La tempesta di Buttafuoco è anche piena di letteratura, dall’analisi della lingua di Crocetta che ruota tutta attorno alla presunzione, dall’antologia di storie e scrittori usata a supporto dei personaggi e dei luoghi, da Pirandello a Tomasi di Lampedusa, Piero Grasso che si fa metodo (è un romanzo da scrivere: L’annacamento) e persino delle occasioni mancate: come l’aeroporto di Comiso che invece di portare il nome di Gesualdo Bufalino porta quello di Pio La Torre.
Ha avuto molto coraggio Buttafuoco a farsi carico di raccontare e giudicare quella che è stata l’antimafia del dopo Falcone-Borsellino – “Due sono i tipi di mafia: la mafia e la mafia dell’antimafia” – l’isola che non ha più partiti ma solo padroni, il posto dello sperpero culturale ed economico, del consumo esagerato di territorio e vite, delle declinazioni egoistiche, dove tutto ruota attorno alla sinistra perché la destra non c’è, sembra un paradosso e forse lo è, fabbricato anche questo dal marketing – di Klaus Davi – che sostituisce il pensiero politico.
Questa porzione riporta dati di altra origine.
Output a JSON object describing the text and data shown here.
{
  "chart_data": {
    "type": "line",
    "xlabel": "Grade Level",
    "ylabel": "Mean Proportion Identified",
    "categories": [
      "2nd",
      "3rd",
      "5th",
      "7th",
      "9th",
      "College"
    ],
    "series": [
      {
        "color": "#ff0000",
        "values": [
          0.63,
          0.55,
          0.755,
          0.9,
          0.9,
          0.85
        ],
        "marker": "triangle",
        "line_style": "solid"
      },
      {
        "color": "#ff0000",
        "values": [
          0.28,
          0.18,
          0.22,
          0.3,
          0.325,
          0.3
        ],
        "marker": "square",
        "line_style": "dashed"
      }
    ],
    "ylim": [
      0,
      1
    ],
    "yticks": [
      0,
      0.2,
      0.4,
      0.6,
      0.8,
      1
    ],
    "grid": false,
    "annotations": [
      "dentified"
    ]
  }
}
Promettendo di redimersi la Sicilia continua a sprofondare, annunciando di riemergere in realtà restaura di continuo lo stesso peccato: quello imperdonabile di non amarsi. Fino al grande paradosso: “Ogni volta che passo davanti ai cancelli di Rebibbia, a Roma, la casa circondariale dove è detenuto Cuffaro, mi ritrovo a gridare: “Scusa, Totò”. E la Sicilia, oggi, non è neppure più quella dei cannoli ma qualcosa di peggio: ci vuole l’antitetanica a districarsi tra le vicende siciliane”. Tetano che avvelena e distrugge, lentamente.
Nuovo scrittore siciliano
Buttafuoco con questo libro-tempesta, che salva Leoluca Orlando, Mirello Crisafulli, Pif e pochi altri, diventa anche il nuovo scrittore siciliano, la vera voce capace di dire la realtà a dispetto del calcolo, esce dalla teatralizzazione e dalla personificazione: dalle città ai trasposti, e si fa vento che spazza via tutto, forse non servirà a niente il suo libro (in Sicilia, tra le altre cose, si legge pochissimo) ma Buttafuoco ha ironia sufficiente per amare le cose fatte per la bellezza di farle e non per ottenere successo o vincere.
La sua tempesta è la possibilità offerta all’isola, è la testimonianza che c’è altro (persino dalla colonizzazione americana: ratificata col Muos di Niscemi), e nell’invocazione centralista del commissariamento c’è anche il ritorno a casa della Sicilia, figliol prodiga, “fogna del potere”, dove ora non c’è più niente nemmeno la Fiat, lasciata libera di sbagliare e cercare, innamorarsi e dimenticare, andarsene e, infine, tornare. (da Il Messaggero)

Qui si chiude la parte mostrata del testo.